I asked Ken to bring this since I've been wanting to play it ever since I gave it to him as a birthday gift (that sounds very self-serving, doesn't it?). This is a train game (I just realized this was a very transportation-oriented session - trolleys, balloons, and trains) set in middle America - comfortable territory for me since I've lived in 3 of the cities represented on the map (St. Louis, Indianapolis, and Des Moines). Players compete by building rail line segments between cities and establishing shipping lanes to increase their annual revenues. The longer a route used to ship the goods, the more income produced. Cash flow is a major factor in this game - just like the real business world, you almost certainly need to issue shares to get cash to build your lines. The player that gets to positive cash flow early has a good chance of pulling ahead, but there are some interesting mechanics that prevent a runaway situation. As business grows, so does the complexity of managing operations (margins can decline), so there's a progressive income reduction at the end of each turn depending on the income level. Ken got control of the middle of the board early, was fiscally responsible and got his locomotive upgraded to transport 3 segments by the third turn. Ken won the game, with Doug, Elliot, and I close behind (I had a good comeback but never recovered from a negative cashflow situation early the game that knocked down my income two notches). Kevin finished a distant last but I got the sense this game wasn't his cup of tea. I loved the game and am eager to try some of the other train games (18xx series, Volldampf).
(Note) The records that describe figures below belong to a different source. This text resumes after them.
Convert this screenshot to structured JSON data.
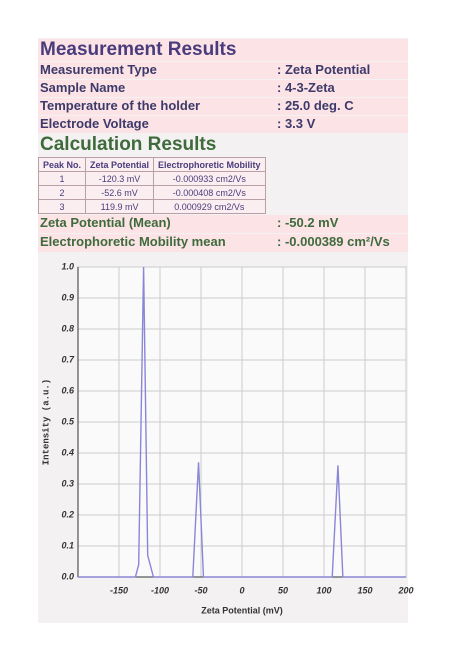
{
  "measurement": {
    "title": "Measurement Results",
    "rows": [
      [
        "Measurement Type",
        ": Zeta Potential"
      ],
      [
        "Sample Name",
        ": 4-3-Zeta"
      ],
      [
        "Temperature of the holder",
        ": 25.0 deg. C"
      ],
      [
        "Electrode Voltage",
        ": 3.3 V"
      ]
    ]
  },
  "calculation": {
    "title": "Calculation Results",
    "columns": [
      "Peak No.",
      "Zeta Potential",
      "Electrophoretic Mobility"
    ],
    "rows": [
      [
        "1",
        "-120.3 mV",
        "-0.000933 cm2/Vs"
      ],
      [
        "2",
        "-52.6 mV",
        "-0.000408 cm2/Vs"
      ],
      [
        "3",
        "119.9 mV",
        "0.000929 cm2/Vs"
      ]
    ],
    "summary": [
      [
        "Zeta Potential (Mean)",
        ": -50.2 mV"
      ],
      [
        "Electrophoretic Mobility mean",
        ": -0.000389 cm²/Vs"
      ]
    ]
  },
  "chart_data": {
    "type": "line",
    "x_label": "Zeta Potential (mV)",
    "y_label": "Intensity (a.u.)",
    "x": [
      -200,
      -130,
      -126,
      -120,
      -115,
      -108,
      -60,
      -53,
      -47,
      110,
      117,
      123,
      200
    ],
    "series": [
      {
        "color": "#8a86d6",
        "values": [
          0,
          0,
          0.04,
          1.0,
          0.07,
          0,
          0,
          0.37,
          0,
          0,
          0.36,
          0,
          0
        ]
      }
    ],
    "xlim": [
      -200,
      200
    ],
    "xticks": [
      -150,
      -100,
      -50,
      0,
      50,
      100,
      150,
      200
    ],
    "ylim": [
      0,
      1
    ],
    "yticks": [
      {
        "value": 0,
        "label": "0.0"
      },
      0.1,
      0.2,
      0.3,
      0.4,
      0.5,
      0.6,
      0.7,
      0.8,
      0.9,
      {
        "value": 1,
        "label": "1.0"
      }
    ],
    "grid": true
  }
}
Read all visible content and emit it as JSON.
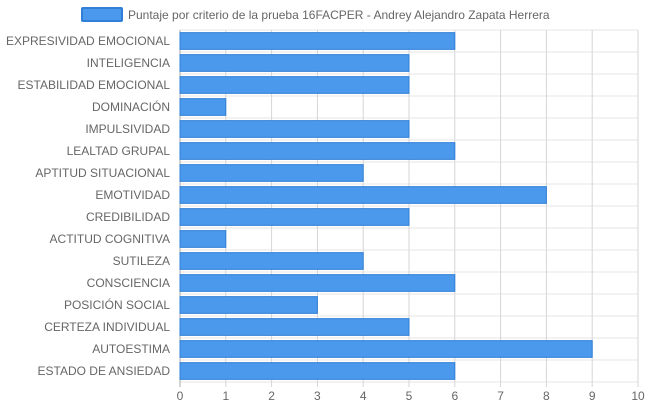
{
  "chart_data": {
    "type": "bar",
    "orientation": "horizontal",
    "categories": [
      "EXPRESIVIDAD EMOCIONAL",
      "INTELIGENCIA",
      "ESTABILIDAD EMOCIONAL",
      "DOMINACIÓN",
      "IMPULSIVIDAD",
      "LEALTAD GRUPAL",
      "APTITUD SITUACIONAL",
      "EMOTIVIDAD",
      "CREDIBILIDAD",
      "ACTITUD COGNITIVA",
      "SUTILEZA",
      "CONSCIENCIA",
      "POSICIÓN SOCIAL",
      "CERTEZA INDIVIDUAL",
      "AUTOESTIMA",
      "ESTADO DE ANSIEDAD"
    ],
    "series": [
      {
        "name": "Puntaje por criterio de la prueba 16FACPER - Andrey Alejandro Zapata Herrera",
        "values": [
          6,
          5,
          5,
          1,
          5,
          6,
          4,
          8,
          5,
          1,
          4,
          6,
          3,
          5,
          9,
          6
        ],
        "color": "#4a99ec",
        "border_color": "#2f7fd6"
      }
    ],
    "xlim": [
      0,
      10
    ],
    "x_ticks": [
      "0",
      "1",
      "2",
      "3",
      "4",
      "5",
      "6",
      "7",
      "8",
      "9",
      "10"
    ],
    "grid": true,
    "legend_position": "top"
  }
}
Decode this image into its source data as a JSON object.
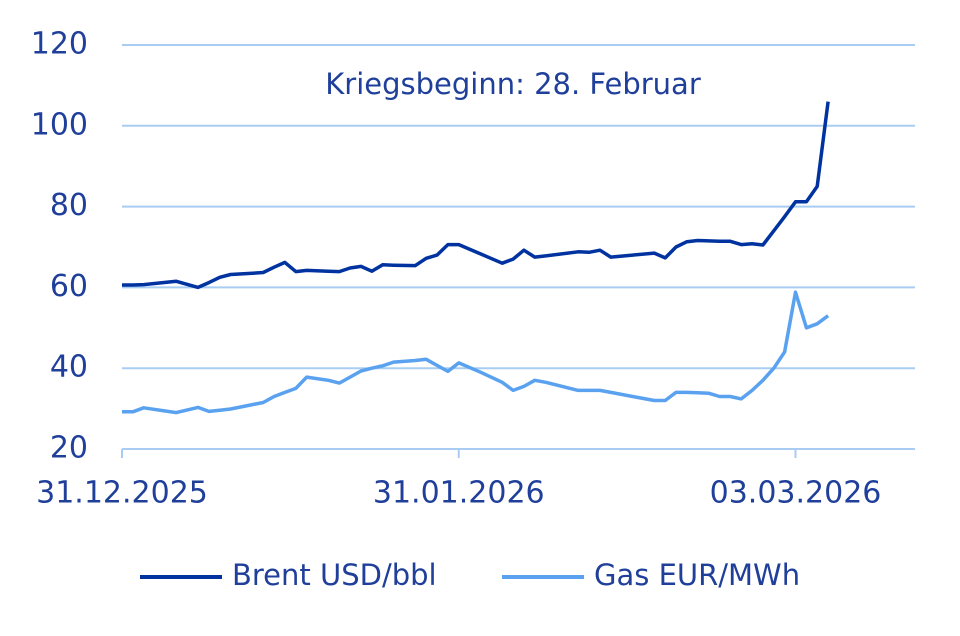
{
  "chart_data": {
    "type": "line",
    "annotation": "Kriegsbeginn: 28. Februar",
    "x": [
      "31.12.2025",
      "01.01.2026",
      "02.01.2026",
      "05.01.2026",
      "07.01.2026",
      "08.01.2026",
      "09.01.2026",
      "10.01.2026",
      "12.01.2026",
      "13.01.2026",
      "14.01.2026",
      "15.01.2026",
      "16.01.2026",
      "17.01.2026",
      "19.01.2026",
      "20.01.2026",
      "21.01.2026",
      "22.01.2026",
      "23.01.2026",
      "24.01.2026",
      "25.01.2026",
      "27.01.2026",
      "28.01.2026",
      "29.01.2026",
      "30.01.2026",
      "31.01.2026",
      "02.02.2026",
      "04.02.2026",
      "05.02.2026",
      "06.02.2026",
      "07.02.2026",
      "08.02.2026",
      "11.02.2026",
      "12.02.2026",
      "13.02.2026",
      "14.02.2026",
      "16.02.2026",
      "18.02.2026",
      "19.02.2026",
      "20.02.2026",
      "21.02.2026",
      "22.02.2026",
      "23.02.2026",
      "24.02.2026",
      "25.02.2026",
      "26.02.2026",
      "27.02.2026",
      "28.02.2026",
      "01.03.2026",
      "02.03.2026",
      "03.03.2026",
      "04.03.2026",
      "05.03.2026",
      "06.03.2026"
    ],
    "series": [
      {
        "name": "Brent USD/bbl",
        "color": "#0033a0",
        "values": [
          60.6,
          60.6,
          60.7,
          61.5,
          60.0,
          61.2,
          62.5,
          63.2,
          63.5,
          63.7,
          65.0,
          66.2,
          63.9,
          64.2,
          64.0,
          63.9,
          64.8,
          65.2,
          64.0,
          65.6,
          65.5,
          65.4,
          67.2,
          68.0,
          70.6,
          70.6,
          68.3,
          66.0,
          67.0,
          69.2,
          67.5,
          67.8,
          68.8,
          68.7,
          69.2,
          67.5,
          68.0,
          68.5,
          67.3,
          70.0,
          71.3,
          71.6,
          71.5,
          71.4,
          71.4,
          70.6,
          70.8,
          70.5,
          74.0,
          77.5,
          81.2,
          81.2,
          85.0,
          106.0
        ]
      },
      {
        "name": "Gas EUR/MWh",
        "color": "#5aa2f0",
        "values": [
          29.2,
          29.2,
          30.2,
          29.0,
          30.3,
          29.3,
          29.6,
          29.9,
          31.0,
          31.5,
          33.0,
          34.0,
          35.0,
          37.8,
          37.0,
          36.3,
          37.8,
          39.3,
          40.0,
          40.6,
          41.5,
          41.9,
          42.2,
          40.7,
          39.2,
          41.3,
          39.0,
          36.5,
          34.5,
          35.5,
          37.0,
          36.5,
          34.5,
          34.5,
          34.5,
          34.0,
          33.0,
          32.0,
          32.0,
          34.0,
          34.0,
          33.9,
          33.8,
          33.0,
          33.0,
          32.4,
          34.5,
          37.0,
          40.0,
          44.0,
          58.8,
          50.0,
          51.0,
          53.0
        ]
      }
    ],
    "xlim": [
      "31.12.2025",
      "14.03.2026"
    ],
    "xticks": [
      "31.12.2025",
      "31.01.2026",
      "03.03.2026"
    ],
    "ylim": [
      20,
      120
    ],
    "yticks": [
      20,
      40,
      60,
      80,
      100,
      120
    ],
    "grid": true,
    "legend": "bottom"
  }
}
This was a bargain I picked up at the Wizards of the Coast store so Ken, Elliot and I decided to break it out and give it a first try. This game surpassed my expectations. The goal of the game is to collect the most artifacts, and artifacts are purchased using treasures. Players successively place secret bids on treasure caves, town stores (where special abilities can be purchased), and palace rooms (where artifacts can be purchased). In some cases only the winner of the auction in a particular room gets anything, in other cases there are staggered prizes even for the losers. There was one point of confusion that we need to investigate - the rules state that in a 3-player game, only two sets treasures should be placed in the dragon caves (so the 3rd place finisher wouldn't win anything). But the 3-player treasure cards show three treasure sets in several cases. We assumed the cards overruled the printed rules, but we could have been wrong. This was a very close game - Elliot one by collecting the most scroll artifacts, which was the tie-breaker and we all finished with six artifacts.
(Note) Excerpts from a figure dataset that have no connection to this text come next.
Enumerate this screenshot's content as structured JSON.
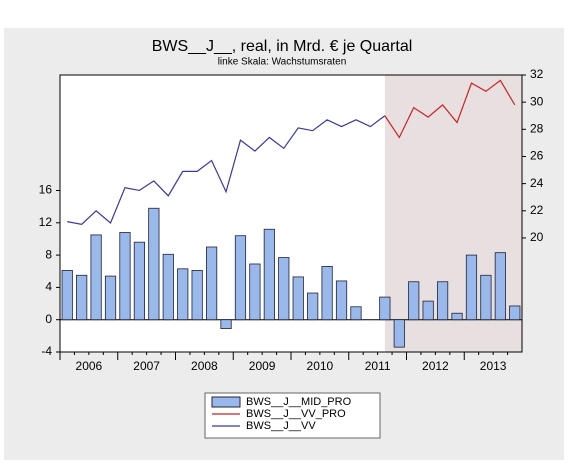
{
  "chart_data": {
    "type": "combo",
    "title": "BWS__J__, real, in Mrd. € je Quartal",
    "subtitle": "linke Skala: Wachstumsraten",
    "categories": [
      "2006",
      null,
      null,
      null,
      "2007",
      null,
      null,
      null,
      "2008",
      null,
      null,
      null,
      "2009",
      null,
      null,
      null,
      "2010",
      null,
      null,
      null,
      "2011",
      null,
      null,
      null,
      "2012",
      null,
      null,
      null,
      "2013",
      null,
      null,
      null
    ],
    "ylim": [
      -4,
      30.3
    ],
    "yticks": [
      -4,
      0,
      4,
      8,
      12,
      16
    ],
    "y2lim": [
      11.6,
      32
    ],
    "y2ticks": [
      20,
      22,
      24,
      26,
      28,
      30,
      32
    ],
    "series": [
      {
        "name": "BWS__J__MID_PRO",
        "type": "bar",
        "color": "#99b8ec",
        "values": [
          6.1,
          5.5,
          10.5,
          5.4,
          10.8,
          9.6,
          13.8,
          8.1,
          6.3,
          6.1,
          9.0,
          -1.1,
          10.4,
          6.9,
          11.2,
          7.7,
          5.3,
          3.3,
          6.6,
          4.8,
          1.6,
          null,
          2.8,
          -3.4,
          4.7,
          2.3,
          4.7,
          0.8,
          8.0,
          5.5,
          8.3,
          1.7
        ]
      },
      {
        "name": "BWS__J__VV_PRO",
        "type": "line",
        "axis": "y2",
        "color": "#cc2222",
        "values": [
          null,
          null,
          null,
          null,
          null,
          null,
          null,
          null,
          null,
          null,
          null,
          null,
          null,
          null,
          null,
          null,
          null,
          null,
          null,
          null,
          null,
          null,
          29.0,
          27.4,
          29.6,
          28.9,
          29.8,
          28.5,
          31.4,
          30.8,
          31.6,
          29.8
        ]
      },
      {
        "name": "BWS__J__VV",
        "type": "line",
        "axis": "y2",
        "color": "#3838a8",
        "values": [
          21.2,
          21.0,
          22.0,
          21.1,
          23.7,
          23.5,
          24.2,
          23.1,
          24.9,
          24.9,
          25.7,
          23.4,
          27.2,
          26.4,
          27.4,
          26.6,
          28.1,
          27.9,
          28.7,
          28.2,
          28.7,
          28.2,
          29.0,
          null,
          null,
          null,
          null,
          null,
          null,
          null,
          null,
          null
        ]
      }
    ]
  }
}
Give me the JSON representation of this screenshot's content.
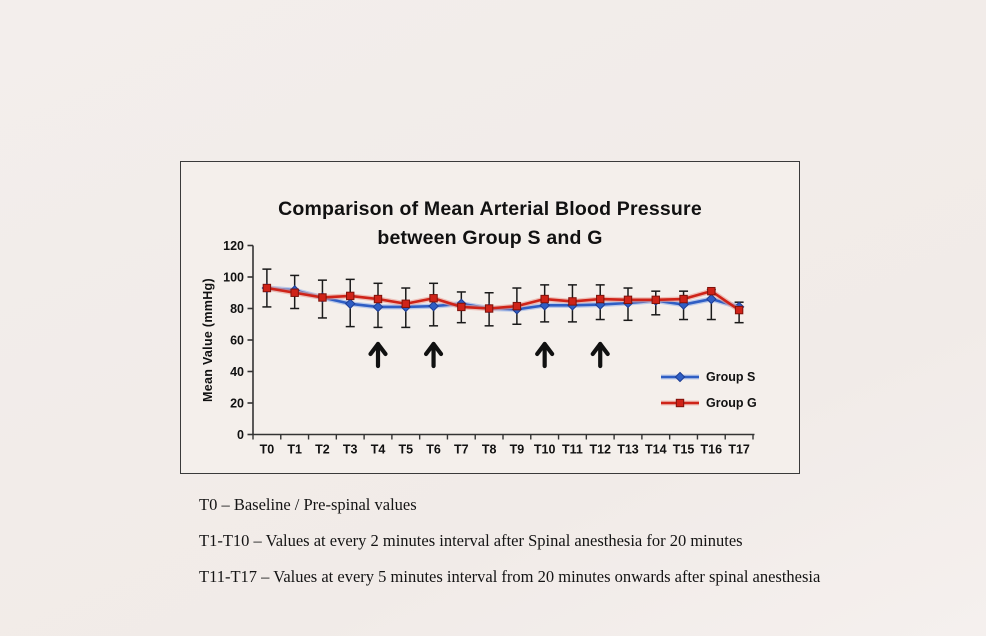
{
  "chart_data": {
    "type": "line",
    "title": "Comparison of Mean Arterial Blood Pressure",
    "title_line2": "between Group S and G",
    "ylabel": "Mean Value (mmHg)",
    "xlabel": "",
    "categories": [
      "T0",
      "T1",
      "T2",
      "T3",
      "T4",
      "T5",
      "T6",
      "T7",
      "T8",
      "T9",
      "T10",
      "T11",
      "T12",
      "T13",
      "T14",
      "T15",
      "T16",
      "T17"
    ],
    "ylim": [
      0,
      120
    ],
    "yticks": [
      0,
      20,
      40,
      60,
      80,
      100,
      120
    ],
    "grid": false,
    "legend_position": "inside-right-middle",
    "series": [
      {
        "name": "Group S",
        "color": "#2f5ec4",
        "halo_color": "#9bb3e8",
        "marker": "diamond",
        "marker_edge": "#1d3d94",
        "values": [
          93,
          91.5,
          87,
          83,
          81,
          81,
          81.5,
          83,
          80,
          79.5,
          82,
          82,
          82.5,
          83.5,
          85,
          82.5,
          86,
          81
        ]
      },
      {
        "name": "Group G",
        "color": "#cf2318",
        "halo_color": "#eaa39a",
        "marker": "square",
        "marker_edge": "#7e120b",
        "values": [
          93,
          90,
          87,
          88,
          86,
          83,
          86.5,
          81,
          80,
          81.5,
          86,
          84.5,
          86,
          85.5,
          85.5,
          86,
          91,
          79
        ]
      }
    ],
    "error_bars": {
      "color": "#1a1a1a",
      "high": [
        105,
        101,
        98,
        98.5,
        96,
        93,
        96,
        90.5,
        90,
        93,
        95,
        95,
        95,
        93,
        91,
        91,
        92,
        84
      ],
      "low": [
        81,
        80,
        74,
        68.5,
        68,
        68,
        69,
        71,
        69,
        70,
        71.5,
        71.5,
        73,
        72.5,
        76,
        73,
        73,
        71
      ]
    },
    "annotations": {
      "arrow_symbol": "up-arrow",
      "arrow_color": "#111111",
      "arrow_categories": [
        "T4",
        "T6",
        "T10",
        "T12"
      ]
    },
    "axis_color": "#333333",
    "tick_label_color": "#111111"
  },
  "notes": {
    "lines": [
      "T0 – Baseline / Pre-spinal values",
      "T1-T10 – Values at every 2 minutes interval after Spinal anesthesia for 20 minutes",
      "T11-T17 – Values at every 5 minutes interval from 20 minutes onwards after spinal anesthesia"
    ]
  }
}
Ken and I wrapped up the evening with a shortened game (to 100) of MR4. I like the rummy games, particularly Wyatt Earp, and I suggested this once since I think it plays better with two than Wyatt Earp. I got off to a quick lead, but Ken cam back at the end to edge me out. The final score was something like 112 to 102. The designer, Mike Fitzgerald, wrote a great strategy article on spielfrieks that I need to read and digest before playing this again.